Haunting space image shows million mile long jet of plasma shooting from Sun
A WILD image from space shows a million-mile-long jet of plasma ejecting from the Sun.
The image was shot by an astrophotographer from Arizona, Andrew McCarthy, and was posted to a Space Subreddit on September 25.
The photo was made with hundreds of images over several hours, and then composed into one, McCarthy said.
In the post, McCarthy warned that viewers shouldn’t try capturing the image at home.
“DO NOT point a telescope at the sun,” he wrote.
“You’ll fry your camera or worse, your eyes.
“My telescope was specially modified with multiple filters for this.”
McCarthy explained that the image shows the Sun’s “chromosphere” in Hydrogen-Alpha light, which shows the plasma ejecting.
He said that one of the Sun’s filaments and prominences snapped off, and ejected the matter into deep space.

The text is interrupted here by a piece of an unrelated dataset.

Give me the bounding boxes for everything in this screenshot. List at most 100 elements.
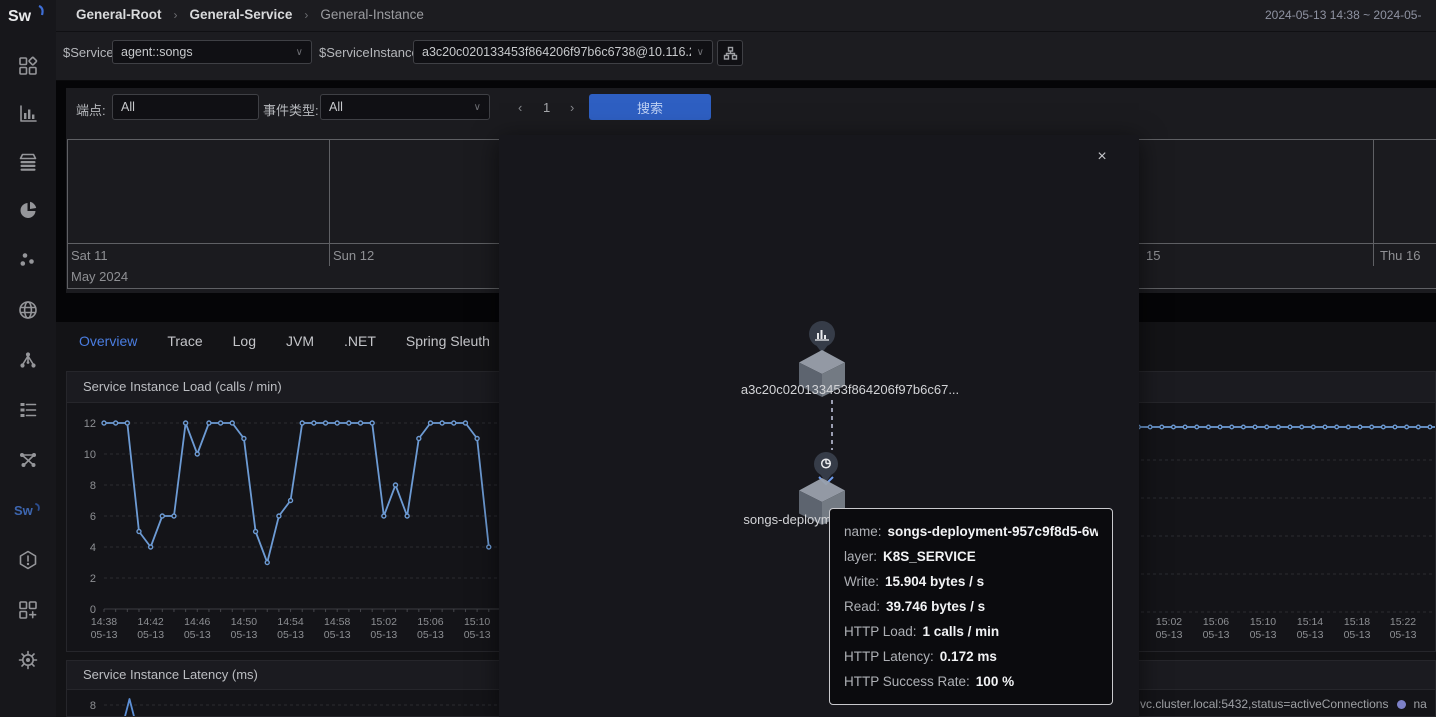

The filament is known as a coronal mass ejection (CME) and extended more than one million miles into space, the photographer said.
After tracking the plasma for a million miles, he is now working on a time-lapse.
“This composite image shows how far the prominence reached before it snapped, far larger than any I’ve seen before,” he wrote.
The image was captured on September 24.
He admitted that the image of the Sun looks more orange than it really is due to a filter, but said that the sky around it is unaltered.
The image was captured using a color neutral white light filter, he said.